Balkan Gaming Federation Unifies Six Nations to Combat Unlicensed Operator Networks

Balkan Gaming Federation Unifies Six Nations to Combat Unlicensed Operator Networks

A newly formed alliance representing licensed gambling operators across Southeastern Europe is moving rapidly to position itself as the dominant regional voice in regulatory debates, placing black-market mitigation and state-industry communication at the center of its legislative agenda.

Constructing a Regional Lobbying Powerhouse

Just months after its foundational layout was established, the Balkan Gaming Federation (BGF) has formally agreed to register its central headquarters in Croatia and has begun drafting a synchronized policy strategy spanning six separate nations.

The decision emerged from a high-level meeting organized by Serbia’s Association of Gaming Operators (AGOS). During the summit, member delegates selected Filip Jelevic, the current Secretary General of Croatia’s HUPIS and a recognized representative within the European gaming network EUROMAT—to guide the federation’s newly established operational working group.
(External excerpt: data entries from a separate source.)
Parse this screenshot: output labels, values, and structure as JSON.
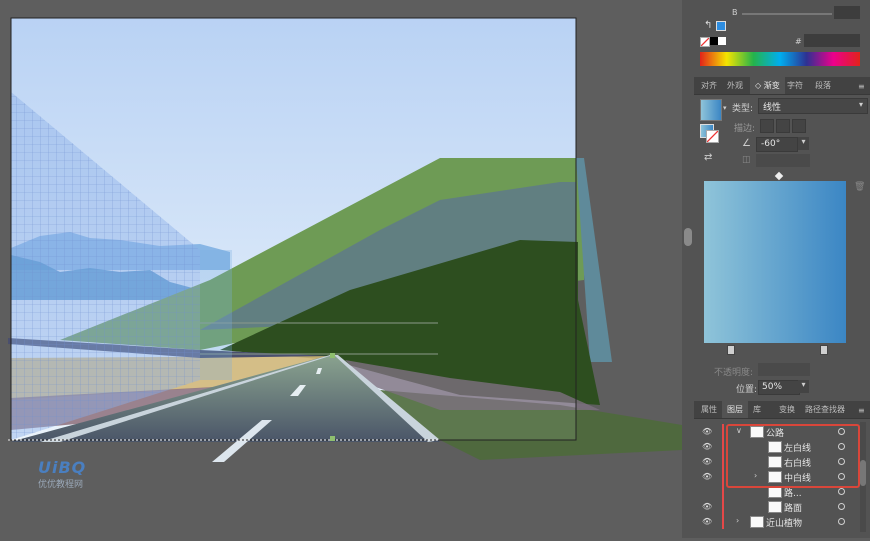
{
  "color_panel": {
    "channel_label": "B",
    "hex_label": "#",
    "hex_value": ""
  },
  "tabs_top": [
    {
      "label": "对齐"
    },
    {
      "label": "外观"
    },
    {
      "label": "◇ 渐变"
    },
    {
      "label": "字符"
    },
    {
      "label": "段落"
    }
  ],
  "gradient": {
    "type_label": "类型:",
    "type_value": "线性",
    "stroke_label": "描边:",
    "angle_value": "-60°",
    "opacity_label": "不透明度:",
    "opacity_value": "",
    "position_label": "位置:",
    "position_value": "50%",
    "start_color": "#8fc4d9",
    "end_color": "#3b86c4"
  },
  "tabs_bottom": [
    {
      "label": "属性"
    },
    {
      "label": "图层"
    },
    {
      "label": "库"
    },
    {
      "label": "变换"
    },
    {
      "label": "路径查找器"
    }
  ],
  "layers": [
    {
      "name": "公路"
    },
    {
      "name": "左白线"
    },
    {
      "name": "右白线"
    },
    {
      "name": "中白线"
    },
    {
      "name": "路..."
    },
    {
      "name": "路面"
    },
    {
      "name": "近山植物"
    }
  ],
  "watermark": {
    "logo": "UiBQ",
    "text": "优优教程网"
  },
  "colors": {
    "highlight_box": "#d9463a",
    "road": "#4a5466",
    "grass_dark": "#2f4f1f",
    "grass_light": "#6f9a54"
  }
}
The working group’s first assignment is largely structural but remains highly significant for the federation’s long-term deployment capability. Members are tasked with preparing and reviewing a definitive founding text fully aligned with Croatian corporate legal requirements, before submitting the finalized document for a binding online vote involving all participating national associations.

Since its introductory launch in March, the federation has repeatedly identified unlicensed, offshore gambling activity as the most critical threat facing the financial stability of regulated operators in Southeast Europe. Its membership synthesizes national industry bodies from Bosnia and Herzegovina, Bulgaria, Croatia, Montenegro, North Macedonia, Romania, and Serbia, establishing one of the largest and most densely coordinated lobbying efforts the region’s gambling sector has ever attempted.

The federation is currently finalizing agenda tracks for round-table meetings with national regulators across the Balkans. These discussions are expected to focus heavily on what licensed operators describe as an unsustainable rise in regulatory, fiscal, and administrative burdens, alongside implementing technical blocking strategies to actively reduce the footprint of unlicensed dot-com providers.

Outdated Public Perceptions and Policy Adjustments

Industry representatives argue that state policy discussions frequently overlook the massive economic and employment contributions made by licensed local tax-paying businesses. Milos Lalevic, Vice President of Montenegro’s GPIS association and a former Deputy Minister heavily involved in the territory’s European integration tracks, insists that the gaming sector remains burdened by outdated public perceptions.

He warned that regulations introduced without detailed quantitative risk assessments or meaningful consultation can yield severe unintended consequences, weakening legal operators while creating immediate market opportunities for sophisticated black-market competitors.

This unified regional push occurs against a backdrop of intense, fluid regulatory changes across the Balkans:

  • Croatia’s Strict Adjustments: The territory has become a primary market to watch after the government unveiled a major reform package last year. The update introduced rigid user identification filters, automated player verification measures, a nationwide centralized self-exclusion index, and a revised taxation structure tied directly to gambling winnings. Local trade groups responded with sharp pushback, warning that the sudden updates could place thousands of hospitality jobs at risk and fundamentally damage the baseline economics of the retail sector.
  • Romania’s Underage Filters: The jurisdiction has concentrated much of its political focus on player protection. Public concerns surrounding underage gambling have become a prominent issue in national political debates, bringing heightened auditing scrutiny to licensed operators and prompting ongoing parliamentary debates over additional verification layers.
  • Serbia’s Jackpot Incentive: The country has taken contrasting steps specifically designed to strengthen the regulated market’s competitive positioning against offshore sites. Earlier this year, authorities authorized licensed domestic operators to offer advanced jackpot products across online platforms, an incentive explicitly intended to attract players away from grey-market portals by making localized sites more engaging.
  • Montenegro’s Fiscal Pushback: Operators within this market have directed intense criticism toward proposed government restrictions impacting marketing channels and retail taxation models, arguing that the changes place immense financial pressure on legal entities while leaving offshore options untouched.

The European Notification Dispute

Croatian representatives within the federation have also mounted a legal challenge against the implementation process of their local reform package. Both HUPIS and EUROMAT contend that the Croatian government failed to properly notify the European Commission before advancing its latest legislative changes, arguing that the omissions directly conflict with standard European notification rules. This dispute has elevated what began as a localized regulatory debate into a broader pan-European issue, drawing attention from major legal organizations operating beyond the Balkans.

The Southeastern Europe federation‘s next major public appearance is scheduled for late September in Romania, where delegates will attend EUROMAT’s annual Board of Directors meeting hosted by ROMSLOT. The following day, federation members are expected to elect the BGF’s first permanent President, marking a major step in the group’s journey to transform itself from a newly formed alliance into an institutional, long-term regional regulatory body.